What data reveals - how to measure the quality of videos.

"You can tell the quality of a video by how long viewers watch it."

I see. This insight is neither new nor surprising, and anyone who hires highly qualified consultants to serve up such insights, well, yes. Attentive readers already suspect that there is surely something more to come now, and indeed, here it comes: "If I know how long a video has been watched, say 2 min. 30 sec. do I know how good it was?" Exactly not.

The different length of videos makes all measured values useless.

The problem is the different length of the videos. If the video in our example itself is only 2:30 min. long, then it was watched completely (we call that "complete"), it doesn't get any better than that, perfect, full score, the video was used optimally.

However, if the video itself is only two minutes long, then a measured viewing time of 02:30 min. is a data error, which can have different reasons. In any case, however, the value is useless because it makes no statement about the quality of the video.

Let's assume a third case, it is a movie-like video with a length of 45 minutes. If this video is watched for only 02:30 min. on average, the same measurement value means a real quality problem.

Percentage viewing time is also misleading.

Yes, that's clear, we say then and put the measured viewing time in relation to the running length of the video. If the video is viewed at 100% of its length (completes), the optimum is reached. Our 45-minute video, on the other hand, achieves a viewing time of about 5%.

So is percentage viewing time an appropriate KPI? To answer this question, I need to do two things:

  1. Review and argue professionally: Is it fair to compare the 5% for a 45 min. show with the 100% for a two-and-a-half min. show?
    No.
  2. Conduct a thought experiment, our "nerd test", which is often more important and meaningful for KPI practice in social systems (companies, agencies...) than the professional test.
    Nerds always want to be the best. So what, the thought experiment asks, do I need to do to be the best at this KPI? In this case, it's about becoming the best video publisher to score 100% as often as possible. What I have to do as an overachiever to achieve this is quite simple: I publish only the shortest possible videos, preferably something like 2 seconds. That way I'm guaranteed to always score 100% with my videos. This will be a super report, I go to the boss / customer, he praises me, I've left all colleagues behind, career and home are secured - if everyone agrees that I only publish 2 seconds. Are they? Probably not.

So what to do to use data to objectively evaluate video quality?

If we were Mr. Zuckerberg, we would respond as we always do: "Our AI does that for us" - in effect, doing nothing.

But we are a companion. That's why it's not an imaginary AI that evaluates the quality of video content, but a very specific STIX. STIX is our stickiness index for videos.
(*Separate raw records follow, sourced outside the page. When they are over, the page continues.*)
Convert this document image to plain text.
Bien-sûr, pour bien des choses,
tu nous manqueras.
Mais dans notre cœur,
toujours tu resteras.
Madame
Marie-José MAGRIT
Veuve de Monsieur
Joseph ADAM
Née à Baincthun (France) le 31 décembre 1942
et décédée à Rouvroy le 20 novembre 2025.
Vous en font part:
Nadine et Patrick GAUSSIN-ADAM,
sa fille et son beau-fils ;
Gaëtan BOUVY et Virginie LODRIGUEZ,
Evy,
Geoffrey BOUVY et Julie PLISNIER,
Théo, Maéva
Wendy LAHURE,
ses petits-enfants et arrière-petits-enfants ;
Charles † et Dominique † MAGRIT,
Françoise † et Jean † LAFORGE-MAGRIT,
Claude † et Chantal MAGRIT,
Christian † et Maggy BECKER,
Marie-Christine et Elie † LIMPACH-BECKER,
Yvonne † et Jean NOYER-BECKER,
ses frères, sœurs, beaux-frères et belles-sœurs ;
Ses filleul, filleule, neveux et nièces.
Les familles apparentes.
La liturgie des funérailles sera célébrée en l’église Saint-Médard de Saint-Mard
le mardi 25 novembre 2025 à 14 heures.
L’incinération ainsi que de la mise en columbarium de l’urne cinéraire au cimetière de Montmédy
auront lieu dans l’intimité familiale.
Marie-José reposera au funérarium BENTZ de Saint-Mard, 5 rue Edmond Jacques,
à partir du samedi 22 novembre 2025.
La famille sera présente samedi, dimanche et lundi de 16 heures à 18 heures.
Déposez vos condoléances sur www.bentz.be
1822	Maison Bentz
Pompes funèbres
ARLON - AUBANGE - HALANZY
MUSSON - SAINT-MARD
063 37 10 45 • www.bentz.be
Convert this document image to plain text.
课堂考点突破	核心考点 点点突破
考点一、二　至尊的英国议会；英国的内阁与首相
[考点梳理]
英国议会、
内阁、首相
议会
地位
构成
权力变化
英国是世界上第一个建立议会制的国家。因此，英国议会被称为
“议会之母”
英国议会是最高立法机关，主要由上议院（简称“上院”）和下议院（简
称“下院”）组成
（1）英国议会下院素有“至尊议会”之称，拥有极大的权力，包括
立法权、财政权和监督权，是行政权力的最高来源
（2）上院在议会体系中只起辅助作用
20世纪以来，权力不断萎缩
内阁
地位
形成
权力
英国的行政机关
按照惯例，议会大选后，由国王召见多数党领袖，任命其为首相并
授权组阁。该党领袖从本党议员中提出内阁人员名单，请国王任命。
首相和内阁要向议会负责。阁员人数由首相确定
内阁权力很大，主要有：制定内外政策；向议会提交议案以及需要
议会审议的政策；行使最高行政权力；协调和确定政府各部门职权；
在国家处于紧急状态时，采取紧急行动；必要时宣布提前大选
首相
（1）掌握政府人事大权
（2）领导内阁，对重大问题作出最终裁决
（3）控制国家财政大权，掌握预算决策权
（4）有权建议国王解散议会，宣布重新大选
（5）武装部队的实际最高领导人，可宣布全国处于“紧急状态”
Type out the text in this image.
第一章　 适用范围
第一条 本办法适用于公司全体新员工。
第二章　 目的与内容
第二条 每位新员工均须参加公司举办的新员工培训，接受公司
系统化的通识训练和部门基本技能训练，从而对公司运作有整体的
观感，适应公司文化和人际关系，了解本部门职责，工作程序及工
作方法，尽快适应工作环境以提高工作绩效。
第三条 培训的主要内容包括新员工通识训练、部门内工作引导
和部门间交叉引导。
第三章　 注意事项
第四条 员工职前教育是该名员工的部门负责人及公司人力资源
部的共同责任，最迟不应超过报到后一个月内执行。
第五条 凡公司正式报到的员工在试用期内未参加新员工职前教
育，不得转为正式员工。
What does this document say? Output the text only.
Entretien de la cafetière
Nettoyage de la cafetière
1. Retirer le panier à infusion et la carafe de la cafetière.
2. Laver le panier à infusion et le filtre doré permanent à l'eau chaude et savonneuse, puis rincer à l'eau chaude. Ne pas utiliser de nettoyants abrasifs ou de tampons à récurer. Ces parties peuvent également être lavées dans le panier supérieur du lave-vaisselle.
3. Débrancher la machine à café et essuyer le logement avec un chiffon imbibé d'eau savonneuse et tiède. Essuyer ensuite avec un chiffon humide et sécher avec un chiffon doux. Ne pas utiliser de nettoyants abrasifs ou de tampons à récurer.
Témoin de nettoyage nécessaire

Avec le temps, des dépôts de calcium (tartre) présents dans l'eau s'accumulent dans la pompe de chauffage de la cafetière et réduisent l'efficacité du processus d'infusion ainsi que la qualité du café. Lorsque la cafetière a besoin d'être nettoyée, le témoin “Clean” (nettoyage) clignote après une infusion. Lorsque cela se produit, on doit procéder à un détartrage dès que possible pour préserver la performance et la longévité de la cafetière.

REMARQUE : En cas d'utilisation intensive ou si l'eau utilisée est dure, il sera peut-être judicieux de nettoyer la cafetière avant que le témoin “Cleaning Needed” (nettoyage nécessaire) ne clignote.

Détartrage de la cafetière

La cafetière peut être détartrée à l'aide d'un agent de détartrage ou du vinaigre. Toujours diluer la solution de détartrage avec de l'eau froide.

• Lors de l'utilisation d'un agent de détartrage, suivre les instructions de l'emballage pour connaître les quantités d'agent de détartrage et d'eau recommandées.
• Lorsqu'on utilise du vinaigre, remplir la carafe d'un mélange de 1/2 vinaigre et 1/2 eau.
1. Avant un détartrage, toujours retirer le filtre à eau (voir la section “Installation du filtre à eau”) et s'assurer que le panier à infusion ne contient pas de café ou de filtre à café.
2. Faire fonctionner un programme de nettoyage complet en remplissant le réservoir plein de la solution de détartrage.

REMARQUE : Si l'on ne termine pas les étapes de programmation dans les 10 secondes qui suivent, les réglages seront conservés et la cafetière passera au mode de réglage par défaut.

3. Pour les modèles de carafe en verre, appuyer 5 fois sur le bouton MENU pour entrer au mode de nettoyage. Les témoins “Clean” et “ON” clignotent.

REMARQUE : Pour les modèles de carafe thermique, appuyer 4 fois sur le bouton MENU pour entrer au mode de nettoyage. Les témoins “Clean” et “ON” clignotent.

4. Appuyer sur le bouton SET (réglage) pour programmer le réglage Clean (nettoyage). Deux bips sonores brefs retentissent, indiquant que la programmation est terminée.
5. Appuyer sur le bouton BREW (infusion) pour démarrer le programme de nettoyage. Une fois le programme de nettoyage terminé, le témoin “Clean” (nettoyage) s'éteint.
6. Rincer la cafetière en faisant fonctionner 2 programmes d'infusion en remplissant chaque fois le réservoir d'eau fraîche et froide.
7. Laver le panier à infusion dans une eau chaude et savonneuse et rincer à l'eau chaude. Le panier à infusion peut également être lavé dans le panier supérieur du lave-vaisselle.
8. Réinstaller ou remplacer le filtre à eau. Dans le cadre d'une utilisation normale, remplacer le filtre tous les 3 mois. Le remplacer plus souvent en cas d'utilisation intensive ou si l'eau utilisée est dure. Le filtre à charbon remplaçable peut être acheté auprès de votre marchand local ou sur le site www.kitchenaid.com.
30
We developed STIX for a large media company based on the analysis of usage data from around 18,000 videos on all web and social platforms that can play out video content (not videoads).

The viewing time of a video can be predicted with high probability based on its length

The curves show the results of a regression analysis that examined the correlations between viewing time and running time. They show a perfect basis for a forecasting tool. The comparison of push media (Facebook, Twitter) with pull media (media library) is highly interesting. There are worlds between the willingness to use social and web, both in terms of the willingness to watch a video at all and in terms of the willingness to watch videos for longer.

The Stickiness Index STIX clearly shows whether a video was better or worse than an average video.

Bigger 1 = better. Smaller 1 = worse than an average video. This is how simple the STIX works and yet it is very reliable. The forecast quality / reliability of the index is 90% .

STIX can benchmark all videos and will be integrated into our content marketing dashboard.